“Artificial Intelligence” is a technology area with a vague definition, but it has gotten a lot of attention recently. Google recently bought the company DeepMind for more than $500 million, according to reports. DeepMind’s web site characterizes it as “a cutting edge artificial intelligence company,” describing it as combining “the best techniques from machine learning and systems neuroscience to build powerful general-purpose learning algorithms.” Facebook recently created an Artificial Intelligence lab, adding to the drumbeat for AI.
Just what is “artificial intelligence”? In The Software Society, I objected to the term as misleading, arguing that the intelligence exhibited by computers shouldn’t have as its objective mimicking a human for the sake of doing so, as the famous “Turing Test” for the success of an artificial intelligence system implies. Instead, “computer intelligence” can augment human intelligence by doing what it does best; for example, computers have a memory of details that goes well beyond what any human could master and an ability to access that data quickly. Computers win at chess because they can look at every possible move up to a large number of moves ahead to see the implications of the next move. The key to computers helping people is making that computer intelligence more easily accessible, rather than trying to emulate human emotions and foibles.
It seems that, as soon as something reaches a certain level of commercial utility, such as speech recognition, it no longer falls under “artificial intelligence,” so another objection is that AI seems to describe an objective always in the future. Perhaps it is convenient to have a term such as artificial intelligence for a body of research that does things that we associate with human intelligence. The danger is that the methodology underlying this body of techniques is misunderstood, as in an article in the February 4 issue of the Wall Street Journal entitled, “Startups, Tech Giants Race To Code the Human Brain.”
I’ll delve into what the technology in this area is, and why it’s misleading to compare the methods to the way human brains work. But I feel, for credibility, I need to first indicate why I’m qualified to comment on this. My PhD dissertation was on a simple model of neurons as a logic element and resulted in a couple of refereed research articles (e.g., “Nets of variable-threshold elements”, IEEE Transactions on Computers, July 1968). I taught courses on artificial intelligence as a prof at USC at the start of my career, and presented technical talks such as “On the Design of Self-Programming Computers” (Proc. 1969 Symp. American Society of Cybernetics, October 1969). I wrote a technical book, Computer Oriented Approaches to Pattern Recognition (Academic Press, 1972), which was the first comprehensive book on what is considered machine learning today, with chapters on subjects such as “cluster analysis and unsupervised learning.”
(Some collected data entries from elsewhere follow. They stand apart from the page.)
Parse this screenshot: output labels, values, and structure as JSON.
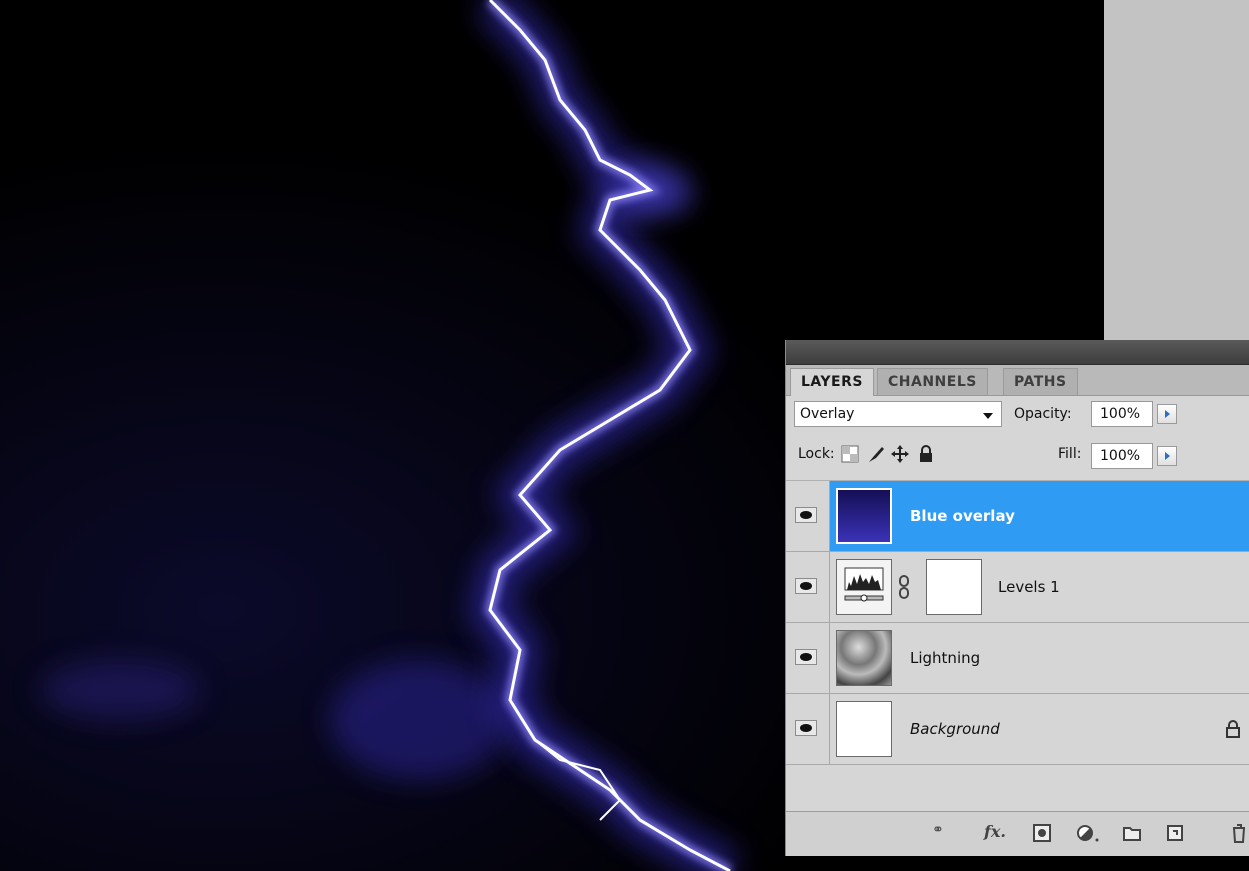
{
  "panel": {
    "tabs": [
      {
        "label": "LAYERS"
      },
      {
        "label": "CHANNELS"
      },
      {
        "label": "PATHS"
      }
    ],
    "blend_mode": "Overlay",
    "opacity_label": "Opacity:",
    "opacity_value": "100%",
    "lock_label": "Lock:",
    "fill_label": "Fill:",
    "fill_value": "100%",
    "layers": [
      {
        "name": "Blue overlay",
        "selected": true
      },
      {
        "name": "Levels 1",
        "selected": false
      },
      {
        "name": "Lightning",
        "selected": false
      },
      {
        "name": "Background",
        "selected": false
      }
    ],
    "footer_icons": [
      "link-layers-icon",
      "fx-icon",
      "add-mask-icon",
      "adjustment-layer-icon",
      "new-group-icon",
      "new-layer-icon",
      "delete-layer-icon"
    ],
    "fx_text": "fx"
  },
  "colors": {
    "selected_row": "#2f9bf3",
    "lightning_glow": "#4b44d8",
    "panel_bg": "#d6d6d6"
  }
}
I applied that pattern recognition technology as manager of the Computer Science Division of an engineering company for ten years, with applications such as radar and sonar target recognition, predicting cancer survival rates, detecting traffic patterns to control freeway on-ramp access, predicting smog alerts, and, yes, I even helped the NSA recognize patterns in data. I then spent ten years running a venture-backed speech recognition company I founded, where we developed the first commercial speech recognition system that worked at the phonetic level (trademarked the Phonetic Engine). The speech technology used a form of mathematical neural networks (described in “A Continuous Speech Recognizer Using Two-Stage Encoder Neural Nets,” Proc. International Joint Conference on Neural Networks, Washington D.C., January 1990).